Jour J pour les quelque 85 000 fonctionnaires. Iils seront fixés sur la révision salariale dont ils bénéficieront suivant la publication du rapport du Pay Research Bureau (PRB) le vendredi 1er avril. Pour le gouvernement, toutefois, le plus dur est à venir : il aura à trouver Rs 3 milliards pour financer cet exercice. Et, dans la foulée, gérer l’effet en cascade sur l’économie domestique.

Déficit budgétaire

Première garantie de l’économiste Swadicq Nuthay : cette hausse salariale ne devrait pas résulter en une augmentation de l’inflation. «En revanche, prévient-il, le financement de ce rapport devrait creuser le trou du déficit budgétaire.» Deux options s’offrent au gouvernement : utiliser l’arme fiscale ou laisser filer le déficit budgétaire.

«Le déficit budgétaire est estimé à 3,5 % du PIB pour l’année fiscale se terminant au 30 juin 2016. Or, cet exercice budgétaire n’a pas fait provision pour les recommandations salariales du PRB, analyse-t-il. Du coup, si le gouvernement passe la totalité du coût de ce rapport dans le budget de capital, il aura à sacrifier des projets de développement, alors même que le déficit budgétaire dépasserait 4 % du PIB.»

Une solution serait d’avoir recours au Consolidated Fund constitué de «windfall gains» sur la vente de produits pétroliers, remarque Rajiv Servansingh, directeur du groupe MindAfrica et observateur économique. «Ce petit trésor regorge de centaines de millions de roupies qui peuvent être utilisées partiellement pour financer l’application du rapport du PRB.»

 

Autre moyen : l’arme fiscale. «Il est un fait que le gouvernement a, depuis plusieurs mois, maintenu, voire baissé, les prix du mogas et du diesel.
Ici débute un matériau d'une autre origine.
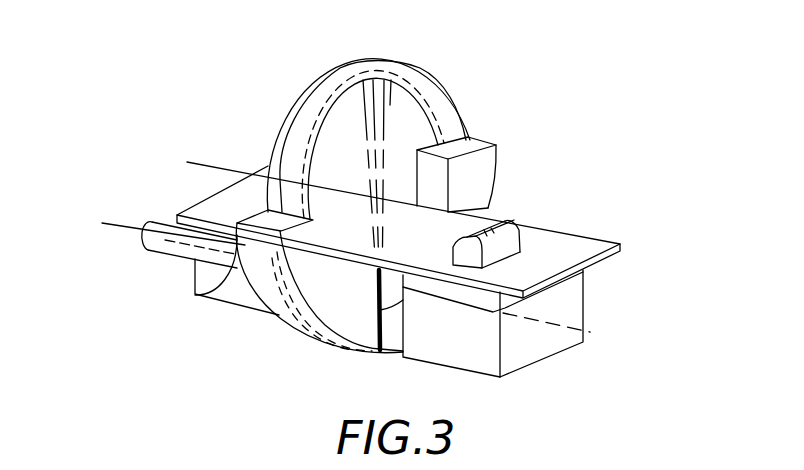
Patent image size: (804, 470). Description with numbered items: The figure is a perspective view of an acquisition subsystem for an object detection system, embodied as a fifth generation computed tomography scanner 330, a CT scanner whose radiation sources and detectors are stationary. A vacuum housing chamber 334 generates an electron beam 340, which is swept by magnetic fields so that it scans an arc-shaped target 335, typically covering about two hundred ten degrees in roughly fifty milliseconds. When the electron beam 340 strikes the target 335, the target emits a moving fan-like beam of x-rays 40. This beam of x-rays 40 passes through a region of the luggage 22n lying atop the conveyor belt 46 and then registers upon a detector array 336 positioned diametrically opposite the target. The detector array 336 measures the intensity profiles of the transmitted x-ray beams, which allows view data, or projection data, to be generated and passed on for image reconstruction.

The computed tomography scanner 330 is at (518, 112).
The detector array 336 is at (394, 105).
The arc-shaped target 335 is at (357, 340).
The electron beam 340 is at (193, 296).
The vacuum housing chamber 334 is at (173, 238).
The beam of x-rays 40 is at (492, 144).
The conveyor belt 46 is at (598, 242).
The luggage 22n is at (505, 243).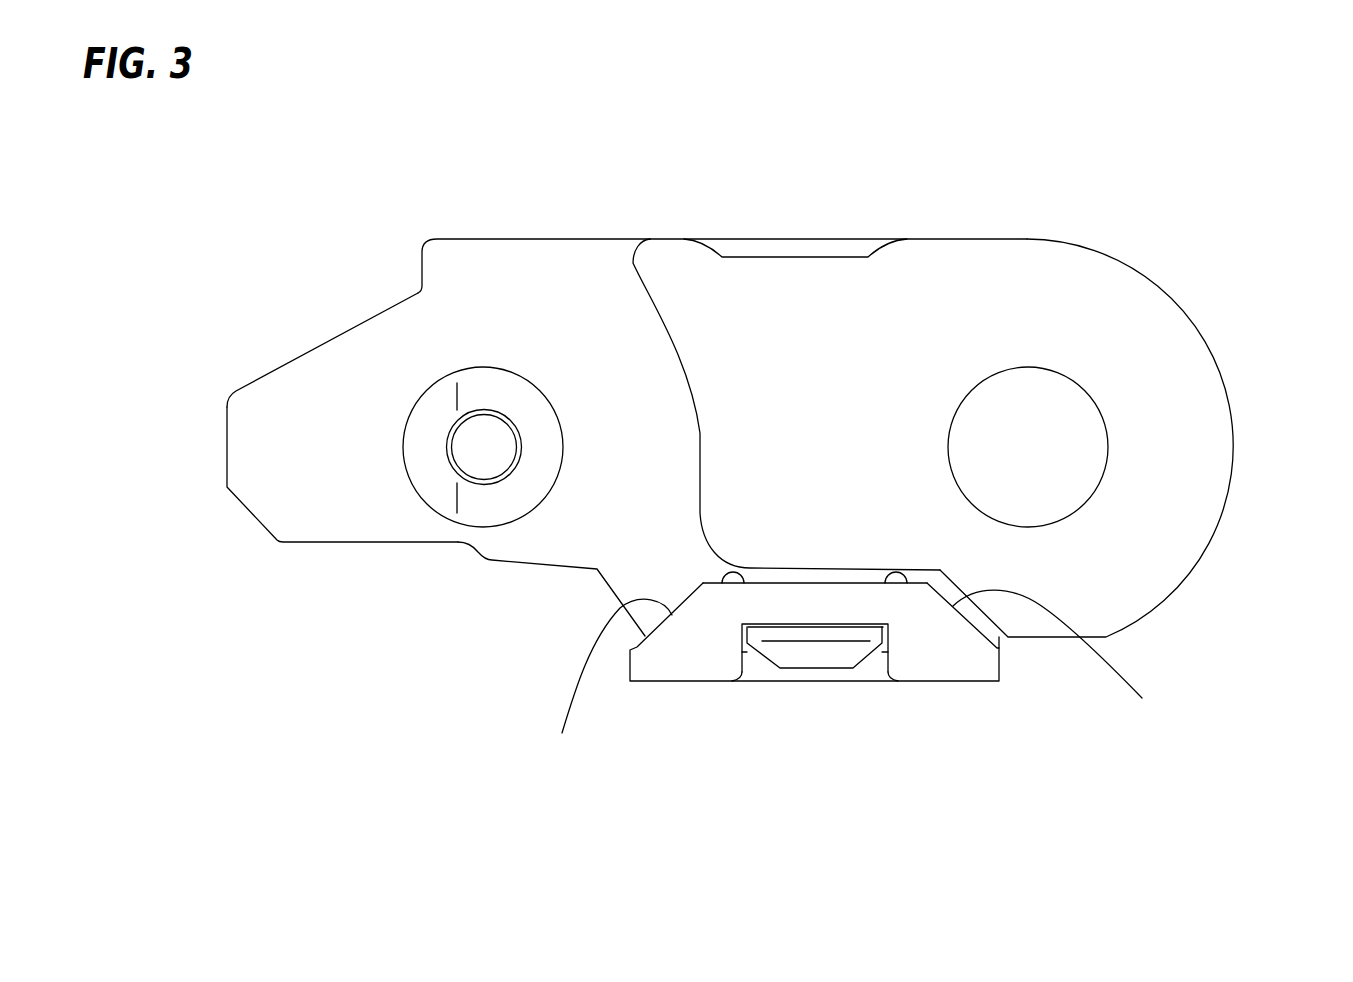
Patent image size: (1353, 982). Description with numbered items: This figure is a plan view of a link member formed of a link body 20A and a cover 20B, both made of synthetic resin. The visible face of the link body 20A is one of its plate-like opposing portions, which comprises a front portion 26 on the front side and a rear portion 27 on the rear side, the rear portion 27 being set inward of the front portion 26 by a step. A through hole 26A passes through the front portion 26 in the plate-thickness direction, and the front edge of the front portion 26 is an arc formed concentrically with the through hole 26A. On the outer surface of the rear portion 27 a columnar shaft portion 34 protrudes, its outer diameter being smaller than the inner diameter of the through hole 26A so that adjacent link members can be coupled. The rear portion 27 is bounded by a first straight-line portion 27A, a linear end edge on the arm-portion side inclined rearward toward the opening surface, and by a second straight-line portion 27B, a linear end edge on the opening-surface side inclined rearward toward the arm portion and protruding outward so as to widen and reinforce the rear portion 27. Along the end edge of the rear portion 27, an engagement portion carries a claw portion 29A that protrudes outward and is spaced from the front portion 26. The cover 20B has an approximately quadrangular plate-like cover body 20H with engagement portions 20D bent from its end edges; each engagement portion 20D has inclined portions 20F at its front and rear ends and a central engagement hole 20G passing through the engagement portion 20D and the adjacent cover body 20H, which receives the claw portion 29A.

The link body 20A is at (905, 273).
The cover 20B is at (853, 720).
The engagement portion 20D is at (935, 643).
The inclined portion 20F is at (860, 678).
The engagement hole 20G is at (743, 655).
The cover body 20H is at (982, 682).
The front portion 26 is at (1197, 438).
The through hole 26A is at (1092, 401).
The rear portion 27 is at (288, 438).
The first straight-line portion 27A is at (338, 337).
The second straight-line portion 27B is at (535, 565).
The claw portion 29A is at (797, 633).
The shaft portion 34 is at (487, 505).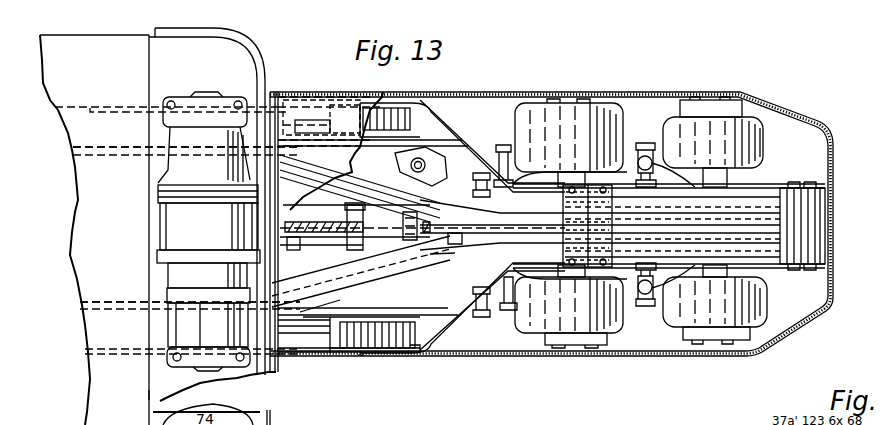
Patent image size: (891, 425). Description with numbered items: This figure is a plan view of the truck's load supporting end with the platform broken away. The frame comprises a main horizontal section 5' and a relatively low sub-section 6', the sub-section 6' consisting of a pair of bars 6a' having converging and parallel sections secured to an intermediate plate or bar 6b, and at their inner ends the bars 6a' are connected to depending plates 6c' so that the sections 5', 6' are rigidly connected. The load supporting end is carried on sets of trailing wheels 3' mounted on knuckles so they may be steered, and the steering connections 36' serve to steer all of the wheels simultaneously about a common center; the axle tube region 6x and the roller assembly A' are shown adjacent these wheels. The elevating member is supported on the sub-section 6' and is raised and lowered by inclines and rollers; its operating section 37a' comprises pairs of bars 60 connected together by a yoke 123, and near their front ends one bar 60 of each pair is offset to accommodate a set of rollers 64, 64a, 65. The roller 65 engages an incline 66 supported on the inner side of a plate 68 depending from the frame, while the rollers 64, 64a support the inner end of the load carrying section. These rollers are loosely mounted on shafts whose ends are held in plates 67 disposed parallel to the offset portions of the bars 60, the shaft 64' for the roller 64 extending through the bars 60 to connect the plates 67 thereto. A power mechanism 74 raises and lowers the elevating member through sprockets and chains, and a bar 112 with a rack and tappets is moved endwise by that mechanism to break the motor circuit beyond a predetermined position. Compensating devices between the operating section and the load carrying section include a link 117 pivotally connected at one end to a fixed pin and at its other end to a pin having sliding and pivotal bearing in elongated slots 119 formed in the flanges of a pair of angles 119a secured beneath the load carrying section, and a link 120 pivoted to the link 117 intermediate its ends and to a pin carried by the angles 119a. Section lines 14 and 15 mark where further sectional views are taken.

The operating section 37a' is at (321, 107).
The roller 65 is at (382, 106).
The roller 64a is at (424, 112).
The steering connections 36' is at (485, 153).
The bars 6a' is at (361, 230).
The link 117 is at (446, 176).
The link 120 is at (317, 250).
The bar 112 is at (397, 240).
The elongated aligned slots 119 is at (403, 242).
The axle tube 6x is at (408, 271).
The sub-section 6' is at (442, 269).
The angles 119a is at (455, 245).
The yoke 123 is at (607, 186).
The bars 60 is at (770, 225).
The intermediate plate or bar 6b is at (793, 187).
The section line 15 is at (638, 108).
The section line 14 is at (73, 342).
The roller assembly A' is at (727, 310).
The trailing wheels 3' is at (525, 359).
The plates 67 is at (417, 347).
The shaft 64' is at (345, 381).
The roller 64 is at (332, 367).
The incline 66 is at (307, 342).
The plates 68 is at (287, 353).
The plates 6c' is at (186, 224).
The main horizontal section 5' is at (128, 397).
The power mechanism 74 is at (208, 231).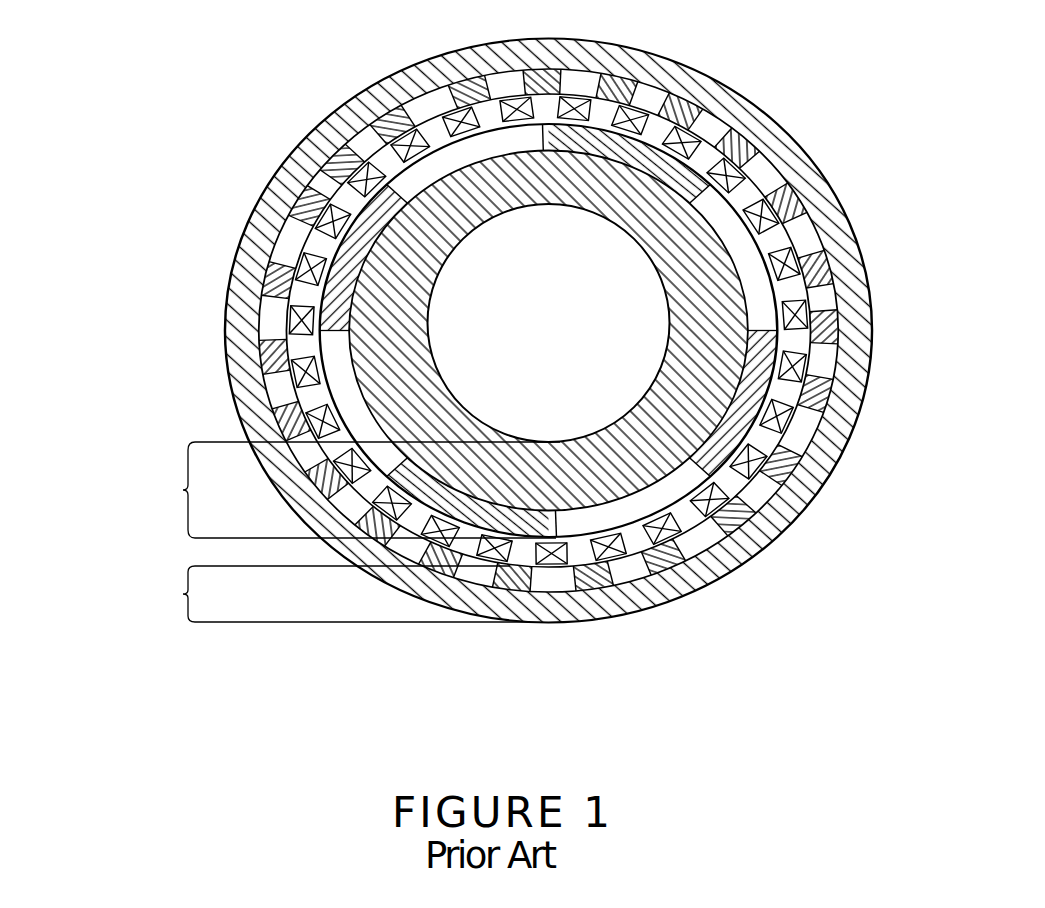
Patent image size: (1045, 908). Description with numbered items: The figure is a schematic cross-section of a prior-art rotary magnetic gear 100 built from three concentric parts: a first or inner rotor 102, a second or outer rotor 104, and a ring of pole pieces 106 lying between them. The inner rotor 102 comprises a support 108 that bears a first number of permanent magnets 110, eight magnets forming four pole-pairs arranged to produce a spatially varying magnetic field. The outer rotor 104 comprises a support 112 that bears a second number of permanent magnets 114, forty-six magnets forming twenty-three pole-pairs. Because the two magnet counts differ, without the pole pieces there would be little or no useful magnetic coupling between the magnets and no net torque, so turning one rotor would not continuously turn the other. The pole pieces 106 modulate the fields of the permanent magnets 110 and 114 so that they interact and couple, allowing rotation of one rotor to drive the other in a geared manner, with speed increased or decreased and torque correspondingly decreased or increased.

The rotary magnetic gear 100 is at (592, 661).
The first or inner rotor 102 is at (667, 380).
The second or outer rotor 104 is at (360, 102).
The pole pieces 106 is at (793, 418).
The support 108 is at (543, 442).
The permanent magnets 110 is at (333, 355).
The support 112 is at (798, 205).
The permanent magnets 114 is at (827, 305).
Il peut commencer maintenant à passer toute nouvelle augmentation du cours du brut sur les marchés internationaux aux consommateurs», propose Rajiv Servansingh.

Risques inflationnistes

L’injection d’une telle masse d’argent ne risque-t-elle pas de provoquer une hausse de l’inflation ? Non, dit Swadicq Nuthay. Avant de citer un taux d’inflation en territoire négatif (-0,5 % en février 2016) et un niveau de consommation relativement bas. «Aujourd’hui, il faut comprendre que la majorité des salariés, qu’ils soient fonctionnaires ou pas, sont prudents dans leurs achats. Il y a aussi le facteur prix des articles de consommation à prendre en considération.»

Directeur de la défunte Mauritius Employers’ Federation, Azad Jeetun se veut plus nuancé. Une augmentation salariale tournant autour de 15 %, voire plus, devrait augmenter de façon significative la masse salariale dans la fonction publique. «Même si les risques d’inflation ne sont pas réels, il faut afficher la prudence car une accélération de la consommation exercera de fortes pressions sur les prix de certains produits.»

Reste que le profil des fonctionnaires ne plaide pas en faveur d’investissements risqués, dit Rajiv Servansingh. «Les fonctionnaires sont traditionnellement des conservateurs par rapport à la prise de risques. Ils ne vont pas investir à la Bourse ou dans l’or, qui sont des investissements hautement spéculatifs. En revanche, ils vont privilégier des instruments classiques comme le fixed deposit ou les Bons du Trésor

Productivité

Quid de la productivité dans la fonction publique ? À chaque fois que le rapport du PRB est déposé, des voix s’élèvent dans le privé pour que ces révisions salariales soient accompagnées d’une hausse de la productivité. «Il serait utile qu’à l’avenir, le bureau du PRB éclaire les stakeholders sur les gains de productivité, s’il y en a, dans les ministères et autres entités gouvernementales, entre le dernier exercice et l’actuel», avance Jameel Khadaroo, économétricien et Associate Professor à l’université de Maurice.

Il faudrait aussi, poursuit-il, montrer les outils et mécanismes utilisés pour calculer cette productivité. Quoi qu’il en soit, la publication du rapport du PRB en ce vendredi 1er avril risque de mettre le climat social sous pression, avec des revendications salariales venant des employés du secteur privé.